Gaining Ground, une association qui gère une ferme biologique au sein d’un paysage historique, est un bon exemple de l’entente entre différentes institutions pour étendre la portée de l’agriculture locale. La production de cette ferme est réservée aux sans-domiciles fixes et l’exploitation assurée par des bénévoles, dont des lycéens pour qui les heures d’engagement sont prises en compte dans l’obtention de leur diplôme. Ce projet a donc une dimension pédagogique, tout en œuvrant à la préservation du paysage et au soutien alimentaire. L’action patrimoniale, en faveur des sans-domiciles fixes et la lutte pour l’accès à une alimentation correcte convergent. Voilà l’avenir : penser de façon transversale pour étendre les applications et la pertinence de nos organisations.
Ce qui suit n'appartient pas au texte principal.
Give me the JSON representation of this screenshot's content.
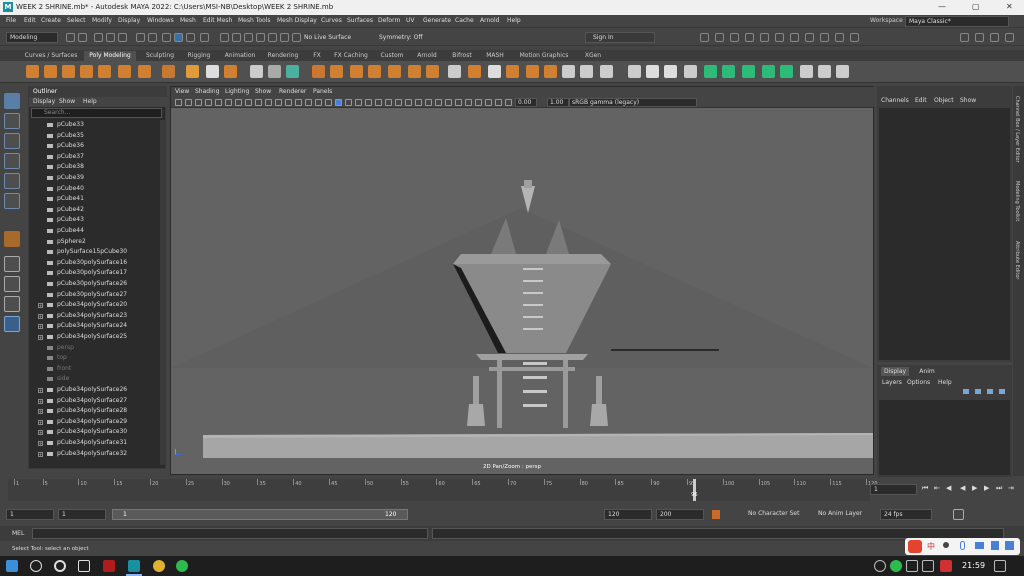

Au-delà des espaces, des infrastructures ou des bâtiments, nos institutions doivent elles-mêmes s’extraire de la pensée monofonctionnelle. Un service de parcs ne peut se contenter de la question du loisir, de la même façon que les commissions de protection du patrimoine ne peuvent s’intéresser qu’aux considérations immédiatement de leur ressort. Toutes les institutions engagées dans la vie de ces paysages doivent élargir leurs missions. Cela semble plus facile à dire qu’à faire, mais je pense c’est tout à fait possible. Il y a des exemples remarquables et inspirants venant de petites fermes. Les toitures ont également un énorme potentiel, surtout avec l’architecture particulière des États-Unis.
Vous avez beaucoup travaillé sur cette question de l’agriculture urbaine ?
En effet. Des fermes et des prairies dans les gratte-ciel… Quelques grands opérateurs fonciers commencent également à louer leurs toits pour héberger des installations photovoltaïques, ce qui est formidable. Cela signifie que la chose est potentiellement profitable et que nous ne sommes pas complètement dépendants du coût du pétrole. Je pense qu’il en sera de même avec l’agriculture. Les toits devront probablement être expressément conçus à cette fin à l’avenir. Il existe déjà des fermes sur de très grands toits au cœur de Brooklyn et New York, mais il me semble essentiel de leur donner une dimension davantage sociale. Il faut les concevoir comme une nouvelle forme de parcs urbains, comme des espaces de production à visée pédagogique. Cela doit devenir un mouvement populaire, car il est essentiel que les citadins prennent conscience de la provenance de la nourriture. Le lait ne vient pas tout seul sur votre table, il a une origine, il a été produit quelque part, selon des méthodes particulières, mais plus personne n’en a conscience. La relation de l’homme à son environnement est devenue trop abstraite.